Marietta Tchoudakova était une femme légendaire — critique littéraire, historienne de la littérature, écrivaine, mémorialiste, personnalité publique. À 85 ans, elle a été fauchée par le Covid. Nous partageons le deuil de nos amis russes et souhaitons que la terre lui soit légère. Espérons que certaines de ses œuvres seront traduites en français. Parmi de nombreuses nécrologies, nous avons choisi celle d’Irina Sourat, publiée dans Novaïa Gazeta.

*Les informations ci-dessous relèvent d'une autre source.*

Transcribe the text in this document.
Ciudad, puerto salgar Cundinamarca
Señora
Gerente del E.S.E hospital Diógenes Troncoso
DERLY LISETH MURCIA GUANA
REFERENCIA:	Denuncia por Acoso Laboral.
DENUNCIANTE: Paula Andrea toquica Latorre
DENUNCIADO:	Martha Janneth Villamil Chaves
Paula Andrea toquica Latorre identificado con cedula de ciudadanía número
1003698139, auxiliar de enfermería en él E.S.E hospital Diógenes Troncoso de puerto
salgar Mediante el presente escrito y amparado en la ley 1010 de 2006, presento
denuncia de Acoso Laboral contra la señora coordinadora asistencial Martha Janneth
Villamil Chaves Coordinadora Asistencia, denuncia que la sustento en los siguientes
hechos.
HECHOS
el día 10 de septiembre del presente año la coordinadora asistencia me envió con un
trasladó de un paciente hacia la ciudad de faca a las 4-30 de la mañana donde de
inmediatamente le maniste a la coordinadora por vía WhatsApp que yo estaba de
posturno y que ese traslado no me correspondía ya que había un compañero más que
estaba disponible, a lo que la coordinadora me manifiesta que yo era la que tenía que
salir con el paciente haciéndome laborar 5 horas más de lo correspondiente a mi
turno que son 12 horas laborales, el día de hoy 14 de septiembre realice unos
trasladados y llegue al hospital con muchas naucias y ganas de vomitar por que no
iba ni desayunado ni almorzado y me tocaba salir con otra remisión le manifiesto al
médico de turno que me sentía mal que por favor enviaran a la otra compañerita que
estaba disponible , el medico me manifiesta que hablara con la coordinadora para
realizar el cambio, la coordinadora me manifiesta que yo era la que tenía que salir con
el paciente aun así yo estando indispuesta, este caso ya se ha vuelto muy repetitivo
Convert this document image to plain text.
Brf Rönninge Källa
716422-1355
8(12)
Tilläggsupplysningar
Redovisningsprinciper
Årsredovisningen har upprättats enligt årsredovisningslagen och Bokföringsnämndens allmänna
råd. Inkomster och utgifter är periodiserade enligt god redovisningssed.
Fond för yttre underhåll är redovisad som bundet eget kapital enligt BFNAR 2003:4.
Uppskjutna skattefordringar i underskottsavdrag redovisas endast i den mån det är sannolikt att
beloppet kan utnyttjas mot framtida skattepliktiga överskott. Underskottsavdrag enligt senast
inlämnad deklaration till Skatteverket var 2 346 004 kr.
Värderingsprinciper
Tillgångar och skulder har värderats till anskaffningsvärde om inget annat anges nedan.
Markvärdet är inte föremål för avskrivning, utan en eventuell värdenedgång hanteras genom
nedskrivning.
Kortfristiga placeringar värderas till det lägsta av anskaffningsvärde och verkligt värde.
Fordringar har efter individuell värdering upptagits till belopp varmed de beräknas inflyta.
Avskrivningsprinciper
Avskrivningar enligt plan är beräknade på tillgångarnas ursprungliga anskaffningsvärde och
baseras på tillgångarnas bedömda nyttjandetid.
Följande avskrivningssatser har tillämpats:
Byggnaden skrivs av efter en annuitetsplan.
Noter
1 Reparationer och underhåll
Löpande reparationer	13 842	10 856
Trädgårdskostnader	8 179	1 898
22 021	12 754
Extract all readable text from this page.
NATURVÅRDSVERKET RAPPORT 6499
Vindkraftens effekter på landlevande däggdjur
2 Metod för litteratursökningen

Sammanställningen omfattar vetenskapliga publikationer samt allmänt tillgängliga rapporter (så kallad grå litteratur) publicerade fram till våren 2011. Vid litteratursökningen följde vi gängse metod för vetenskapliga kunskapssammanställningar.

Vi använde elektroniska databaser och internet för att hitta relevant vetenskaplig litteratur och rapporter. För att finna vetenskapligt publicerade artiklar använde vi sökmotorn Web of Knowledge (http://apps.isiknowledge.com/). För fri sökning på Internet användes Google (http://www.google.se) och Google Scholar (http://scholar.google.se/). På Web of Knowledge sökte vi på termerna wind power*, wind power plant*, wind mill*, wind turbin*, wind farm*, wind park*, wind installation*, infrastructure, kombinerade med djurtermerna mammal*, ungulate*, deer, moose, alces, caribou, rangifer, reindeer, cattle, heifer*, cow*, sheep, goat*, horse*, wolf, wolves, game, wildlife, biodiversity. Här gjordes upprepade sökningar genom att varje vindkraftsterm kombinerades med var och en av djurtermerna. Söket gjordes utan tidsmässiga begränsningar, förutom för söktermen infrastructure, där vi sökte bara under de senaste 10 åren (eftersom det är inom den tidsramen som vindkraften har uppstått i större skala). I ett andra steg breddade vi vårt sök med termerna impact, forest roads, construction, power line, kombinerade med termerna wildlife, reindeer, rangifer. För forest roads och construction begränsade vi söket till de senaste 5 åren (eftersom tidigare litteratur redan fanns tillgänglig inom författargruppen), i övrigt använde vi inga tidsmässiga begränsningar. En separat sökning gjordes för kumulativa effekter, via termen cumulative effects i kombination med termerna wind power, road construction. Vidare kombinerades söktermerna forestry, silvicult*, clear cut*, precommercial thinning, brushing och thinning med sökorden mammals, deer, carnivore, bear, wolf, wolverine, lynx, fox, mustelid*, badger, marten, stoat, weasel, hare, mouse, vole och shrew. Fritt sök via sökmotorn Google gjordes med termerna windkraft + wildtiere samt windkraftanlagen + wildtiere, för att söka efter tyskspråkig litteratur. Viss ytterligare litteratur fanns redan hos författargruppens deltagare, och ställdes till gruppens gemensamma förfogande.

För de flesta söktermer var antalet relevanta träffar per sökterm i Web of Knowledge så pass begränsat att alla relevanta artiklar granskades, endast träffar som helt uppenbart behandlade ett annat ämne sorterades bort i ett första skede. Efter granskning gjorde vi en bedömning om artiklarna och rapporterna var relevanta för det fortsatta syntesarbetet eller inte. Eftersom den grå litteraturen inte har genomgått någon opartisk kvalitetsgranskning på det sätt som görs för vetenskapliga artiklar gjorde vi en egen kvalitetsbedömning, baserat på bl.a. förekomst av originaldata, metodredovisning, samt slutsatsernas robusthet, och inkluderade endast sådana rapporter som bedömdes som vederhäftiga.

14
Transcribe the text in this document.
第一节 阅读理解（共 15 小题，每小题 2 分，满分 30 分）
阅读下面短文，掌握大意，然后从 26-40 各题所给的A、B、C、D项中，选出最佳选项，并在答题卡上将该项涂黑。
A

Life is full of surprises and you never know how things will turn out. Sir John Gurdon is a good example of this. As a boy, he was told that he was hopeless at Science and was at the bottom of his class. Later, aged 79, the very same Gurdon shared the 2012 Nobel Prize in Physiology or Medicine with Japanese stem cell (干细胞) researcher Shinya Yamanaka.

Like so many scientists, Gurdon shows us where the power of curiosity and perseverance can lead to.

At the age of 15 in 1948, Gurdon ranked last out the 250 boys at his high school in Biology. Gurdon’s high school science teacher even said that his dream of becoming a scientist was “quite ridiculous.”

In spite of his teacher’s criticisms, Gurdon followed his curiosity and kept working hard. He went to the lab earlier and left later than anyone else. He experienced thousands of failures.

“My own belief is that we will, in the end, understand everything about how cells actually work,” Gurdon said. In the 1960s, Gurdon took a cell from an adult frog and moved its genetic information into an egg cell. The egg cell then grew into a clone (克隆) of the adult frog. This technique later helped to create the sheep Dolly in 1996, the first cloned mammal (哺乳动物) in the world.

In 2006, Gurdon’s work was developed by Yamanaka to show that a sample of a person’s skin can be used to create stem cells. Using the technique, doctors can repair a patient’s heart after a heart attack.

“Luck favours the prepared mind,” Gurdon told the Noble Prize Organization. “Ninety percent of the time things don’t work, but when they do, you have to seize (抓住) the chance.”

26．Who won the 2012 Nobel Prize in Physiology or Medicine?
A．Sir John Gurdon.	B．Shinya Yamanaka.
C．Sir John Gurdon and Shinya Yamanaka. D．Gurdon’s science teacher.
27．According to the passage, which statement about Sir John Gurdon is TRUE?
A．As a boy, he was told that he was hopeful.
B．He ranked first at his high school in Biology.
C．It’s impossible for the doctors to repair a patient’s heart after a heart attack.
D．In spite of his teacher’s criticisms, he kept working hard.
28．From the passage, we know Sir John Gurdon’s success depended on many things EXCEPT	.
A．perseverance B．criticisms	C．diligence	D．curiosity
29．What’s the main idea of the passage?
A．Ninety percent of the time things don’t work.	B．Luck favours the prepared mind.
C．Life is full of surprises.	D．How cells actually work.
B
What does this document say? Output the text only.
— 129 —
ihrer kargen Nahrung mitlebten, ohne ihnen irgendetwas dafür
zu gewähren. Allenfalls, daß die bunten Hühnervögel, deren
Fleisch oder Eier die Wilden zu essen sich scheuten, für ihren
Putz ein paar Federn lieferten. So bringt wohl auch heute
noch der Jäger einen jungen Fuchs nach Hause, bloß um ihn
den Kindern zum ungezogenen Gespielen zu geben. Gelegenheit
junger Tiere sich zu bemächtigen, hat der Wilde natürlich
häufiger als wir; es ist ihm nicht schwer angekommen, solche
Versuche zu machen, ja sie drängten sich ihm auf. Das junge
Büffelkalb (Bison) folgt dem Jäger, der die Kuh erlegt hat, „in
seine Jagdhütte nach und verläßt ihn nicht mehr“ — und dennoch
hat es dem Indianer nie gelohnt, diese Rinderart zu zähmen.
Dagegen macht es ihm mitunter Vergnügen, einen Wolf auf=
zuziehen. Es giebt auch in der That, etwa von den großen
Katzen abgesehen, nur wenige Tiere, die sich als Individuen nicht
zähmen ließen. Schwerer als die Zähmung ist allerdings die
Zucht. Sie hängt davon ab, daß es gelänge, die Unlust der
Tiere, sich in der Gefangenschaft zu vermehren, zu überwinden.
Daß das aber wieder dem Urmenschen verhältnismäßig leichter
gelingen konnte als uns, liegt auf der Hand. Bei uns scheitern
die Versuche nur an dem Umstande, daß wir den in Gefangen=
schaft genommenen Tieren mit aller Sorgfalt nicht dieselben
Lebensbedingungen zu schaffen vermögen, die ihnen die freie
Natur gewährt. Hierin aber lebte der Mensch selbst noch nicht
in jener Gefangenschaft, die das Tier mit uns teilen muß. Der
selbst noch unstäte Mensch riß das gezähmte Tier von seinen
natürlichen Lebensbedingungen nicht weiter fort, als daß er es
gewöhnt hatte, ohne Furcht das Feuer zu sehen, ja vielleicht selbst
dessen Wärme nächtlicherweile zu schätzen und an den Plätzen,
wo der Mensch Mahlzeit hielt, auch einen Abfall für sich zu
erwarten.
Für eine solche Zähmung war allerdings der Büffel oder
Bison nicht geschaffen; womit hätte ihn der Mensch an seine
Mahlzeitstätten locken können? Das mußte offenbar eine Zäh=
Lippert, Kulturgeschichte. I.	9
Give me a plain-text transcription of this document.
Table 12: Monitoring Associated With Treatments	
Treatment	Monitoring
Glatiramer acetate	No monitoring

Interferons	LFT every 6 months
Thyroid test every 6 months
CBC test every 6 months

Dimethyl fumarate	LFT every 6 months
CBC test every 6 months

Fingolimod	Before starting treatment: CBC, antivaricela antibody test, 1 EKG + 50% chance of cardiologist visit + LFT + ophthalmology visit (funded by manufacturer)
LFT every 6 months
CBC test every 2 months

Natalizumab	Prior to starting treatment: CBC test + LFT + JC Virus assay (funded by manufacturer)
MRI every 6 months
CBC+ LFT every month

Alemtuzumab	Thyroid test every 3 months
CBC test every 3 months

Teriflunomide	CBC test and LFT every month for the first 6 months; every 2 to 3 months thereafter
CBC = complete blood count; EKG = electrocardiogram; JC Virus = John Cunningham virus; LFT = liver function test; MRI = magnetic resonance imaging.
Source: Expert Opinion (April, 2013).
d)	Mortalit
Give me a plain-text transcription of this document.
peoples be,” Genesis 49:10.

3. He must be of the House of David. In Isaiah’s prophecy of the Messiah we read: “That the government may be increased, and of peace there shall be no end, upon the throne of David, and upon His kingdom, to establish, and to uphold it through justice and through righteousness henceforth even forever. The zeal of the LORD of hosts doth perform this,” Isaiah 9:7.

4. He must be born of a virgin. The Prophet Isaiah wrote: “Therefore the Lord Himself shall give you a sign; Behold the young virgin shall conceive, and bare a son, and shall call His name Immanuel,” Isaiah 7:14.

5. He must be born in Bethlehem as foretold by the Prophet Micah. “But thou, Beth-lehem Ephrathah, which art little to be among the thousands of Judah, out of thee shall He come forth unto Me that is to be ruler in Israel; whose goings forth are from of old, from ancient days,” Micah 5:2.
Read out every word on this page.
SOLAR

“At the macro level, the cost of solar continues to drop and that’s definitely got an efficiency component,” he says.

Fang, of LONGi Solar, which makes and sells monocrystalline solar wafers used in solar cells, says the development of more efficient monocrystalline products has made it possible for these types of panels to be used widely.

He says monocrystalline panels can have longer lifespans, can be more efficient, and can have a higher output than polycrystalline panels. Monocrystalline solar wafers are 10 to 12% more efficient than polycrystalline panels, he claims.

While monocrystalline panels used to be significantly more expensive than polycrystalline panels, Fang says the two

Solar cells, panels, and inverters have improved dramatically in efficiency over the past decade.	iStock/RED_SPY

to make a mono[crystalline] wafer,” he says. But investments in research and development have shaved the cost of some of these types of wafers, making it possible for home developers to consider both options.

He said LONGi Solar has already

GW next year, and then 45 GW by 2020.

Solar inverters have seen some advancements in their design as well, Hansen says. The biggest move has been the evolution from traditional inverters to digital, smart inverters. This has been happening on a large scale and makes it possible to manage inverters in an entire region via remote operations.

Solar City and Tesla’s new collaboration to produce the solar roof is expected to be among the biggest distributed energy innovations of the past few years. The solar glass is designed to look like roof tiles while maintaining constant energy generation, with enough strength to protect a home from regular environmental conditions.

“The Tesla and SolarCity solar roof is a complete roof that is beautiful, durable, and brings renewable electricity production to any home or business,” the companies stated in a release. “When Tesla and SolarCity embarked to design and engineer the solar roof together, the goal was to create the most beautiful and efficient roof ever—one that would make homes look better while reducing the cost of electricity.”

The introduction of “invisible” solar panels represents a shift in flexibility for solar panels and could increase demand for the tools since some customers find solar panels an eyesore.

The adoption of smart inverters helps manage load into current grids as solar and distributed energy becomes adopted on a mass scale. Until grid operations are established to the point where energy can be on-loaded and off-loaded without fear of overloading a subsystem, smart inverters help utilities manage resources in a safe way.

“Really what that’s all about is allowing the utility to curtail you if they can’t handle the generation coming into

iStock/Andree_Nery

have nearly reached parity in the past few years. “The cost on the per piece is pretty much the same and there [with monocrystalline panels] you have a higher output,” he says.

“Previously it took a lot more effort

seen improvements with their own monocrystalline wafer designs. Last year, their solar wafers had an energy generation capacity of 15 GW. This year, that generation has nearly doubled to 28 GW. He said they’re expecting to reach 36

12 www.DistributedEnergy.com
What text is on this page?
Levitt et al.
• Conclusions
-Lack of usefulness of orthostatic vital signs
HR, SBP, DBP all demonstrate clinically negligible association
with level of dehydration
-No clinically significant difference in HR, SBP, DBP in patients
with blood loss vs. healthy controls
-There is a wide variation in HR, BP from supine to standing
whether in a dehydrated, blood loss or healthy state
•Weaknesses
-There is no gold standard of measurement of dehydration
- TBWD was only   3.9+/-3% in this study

Le nom de Marietta Tchoudakova est fermement inscrit dans l’histoire des sciences humaines ; on connaît l’ampleur de ce qu’elle a fait. Elle était l’une des meilleures historiennes de la littérature soviétique, et la définition même de « littérature soviétique non soviétique » lui appartient. Son auteur préféré était Mikhaïl Boulgakov : elle a étudié et restauré le texte du Maître et Marguerite, elle a écrit une grande biographie de cet immense écrivain. Ses livres révolutionnaires sur la poétique de Iouri Olecha et de Mikhaïl Zochtchenko, ses Conversations sur les Archives, ses commentaires exemplaires des travaux de Iouri Tynianov, écrits en collaboration avec son mari, Alexandre Tchoudakov, et leur ami le plus proche, Evgueni Toddes, sont de vrais classiques des études littéraires. Marietta était passionnée par la recherche : pendant plus de trente ans, elle a réuni les meilleurs philologues aux Rencontres annuelles Tynianov, et en a publié les résultats dans les inestimables Recueils Tynianov. Elle considérait la recherche comme sa principale activité. Mais nous connaissons aussi une autre Marietta.
Marietta Tchoudakova est apparue sur la scène publique au début de la Perestroïka, et dans les années 1990, elle est devenue conseillère d’Eltsine en rejoignant notamment la commission des grâces présidentielles, alors dirigée par l’écrivain Anatoly Pristavkine (Boulat Okoudjava et Lev Razgon en ont également fait partie). Je me souviens bien de ses récits, ils ont marqué les esprits : des milliers de personnes en difficulté sont passées par la commission. Sous Eltsine, la commission a gracié environ 50 000 personnes, puis tout a changé, une autre ère a commencé. En 2007, Marietta, tout comme Boris Nemtsov et Nikita Belykh, était en tête de la liste électorale de l’Union des forces de droite, et lorsque ce parti a échoué aux élections, elle n’arrivait toujours pas à y croire.
Elle était une idéaliste de la plus haute volée qui avait le sentiment d’avoir raison — pas personnellement, mais historiquement ; elle avait un sens aigu de la vérité et savait persuader par sa seule voix, qu’il s’agisse d’un discours enflammé devant un large public ou d’un piquet de grève solitaire pour les droits de l’homme sous la pluie, près de la pierre Solovetski [principal monument aux victimes du régime soviétique, à Moscou, NDLR].
Marietta croyait en la Russie, pardonnez-moi cette déclaration tapageuse, elle croyait en son peuple, en l’éducation, en la jeune génération — d’où sa passion irrépressible : voyager à travers le pays et communiquer avec les gens, prendre la parole dans les bibliothèques et les écoles, organiser des concours littéraires et distribuer des livres aux enfants dans les villages ; elle passait de nombreuses heures en voiture sur nos routes défoncées, avec un ordinateur portable sur les genoux, sans jamais perdre de temps ni faire de pause dans son travail principal. On ne savait jamais quand elle dormait.
Ces dernières années, Marietta a travaillé sans relâche pour l’avenir — en écrivant des livres pour les adolescents, en écrivant l’histoire russe — la vraie, pas celle qui est présentée aux enfants dans les manuels scolaires. Elle était fermement convaincue que le fait de dire la vérité changerait tout et que tout irait bien.
On ne pouvait jamais dire à Marietta quelque chose d’irréfléchi, prononcé à la légère. Elle s’accrochait littéralement à chaque mot, demandant de manière sévère et exigeante : qu’est-ce que cela signifie, qu’avez-vous dit, qu’avez-vous voulu dire ? Après quoi, il fallait réfléchir et lui parler avec précision, sans lâcher de mots creux et inconsidérés. Elle était très exigeante, tant envers elle-même qu’envers les autres.
Souvenons-nous d’elle telle qu’elle était, souvenons-nous de son esprit inflexible, de sa nature intransigeante et catégorique, de son esprit critique aiguisé, de son enthousiasme et de son tempérament de montagnarde [elle était à moitié daghestanaise, NDLR], de sa foi en l’humanité — en nous tous.